Logo Questions Linux Laravel Mysql Ubuntu Git Menu
 

Weighted mean deadlock: Value depending on value

Some background to help explain this difficult question first:

I have a database that estimates the reliability of users by comparing the values that they have submitted to a global average. Values range between 0 and 1. So, where:

  • Reliability of this particular user = r
  • Average of this particular user's submitted values = a
  • Global, "agreed upon" average = g

Reliability:

r = 1 - ABS(g - a)

This is how the reliability of each user is calculated. Now, the Global, "agreed upon" average g, is calculated using a weighted mean, where the weighting is the r and the value is a. If there are 3 users in total:

  g = ((r1 * a1) + (r2 * a2) + (r3 * a3)) / (r1 + r2 + r3)
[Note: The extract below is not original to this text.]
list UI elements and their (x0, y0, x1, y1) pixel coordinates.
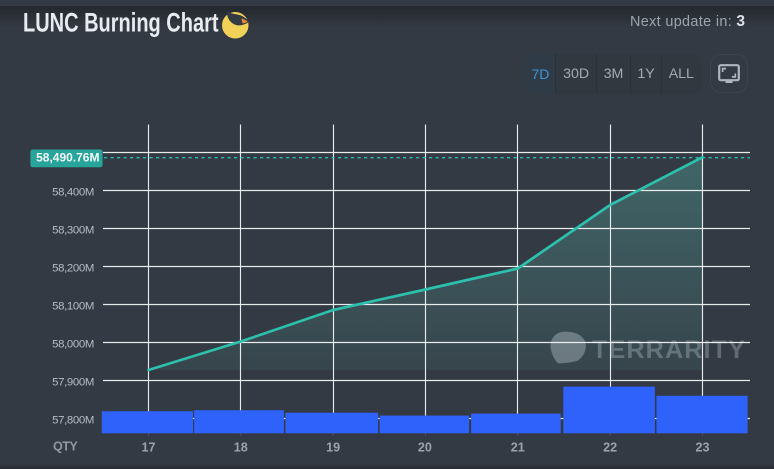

The problem is, that once users have a high reliability, they have a complete monopoly, and no new values can change this. Taking an example:

g was initially 0.5
user1 r was initially 0.5
user2 r was initially 0.5
user3 r was initially 0.5

Now, they will submit values one by one, and watch what happens:

user1 a is submitted, 1.0
user1 reliability goes slightly down because it differs from g (0.5)
user2 a is submitted, 1.0
user1 and user2 reliability go up to 100%, g is now 1.0.
user3 a is submitted, 0.0
user3 reliability goes down to 0%. g is still 1.0.

Since user3 has a very low reliability, the weighting does not have any effect at all on g. User3's reliability goes down because the values submitted differ completely from the global average. What can be done to make user3's submissions have some effect on the final value? Maybe I need to add some constant so that reliability never ends up completely zero (but close)?

Now, for the SQL code. I've added an SQL fiddle that demonstrates the problem: http://sqlfiddle.com/#!3/d3fd1/21 I've abstracted the code to keep it as short, but it's still quite long.

Table creation, stored procedures and trigger:

-- Stores user info
CREATE TABLE dbo.Users(
    [UserID] [int] NOT NULL,
    [Reliability] [float] NOT NULL
  )

-- Contains global averages from all users who submitted data
CREATE TABLE dbo.GlobalSubmission(
    GlobalSubmissionID  [int] NOT NULL,
    Name [varchar](50) NULL,
    GlobalAverage [float] NOT NULL,
)

CREATE TABLE dbo.UserSubmission(
    SubValue float NOT NULL,
    GlobalSubmissionID int NOT NULL,
    UserID int NOT NULL,
)


GO

--Calculate the "ideal value", used for GlobalSubmission.
CREATE FUNCTION dbo.IdealValueCalc(@globalSubmissionID INT)
RETURNS int
AS
BEGIN

DECLARE @tmpReliability TABLE (SubValue float, Reliability float)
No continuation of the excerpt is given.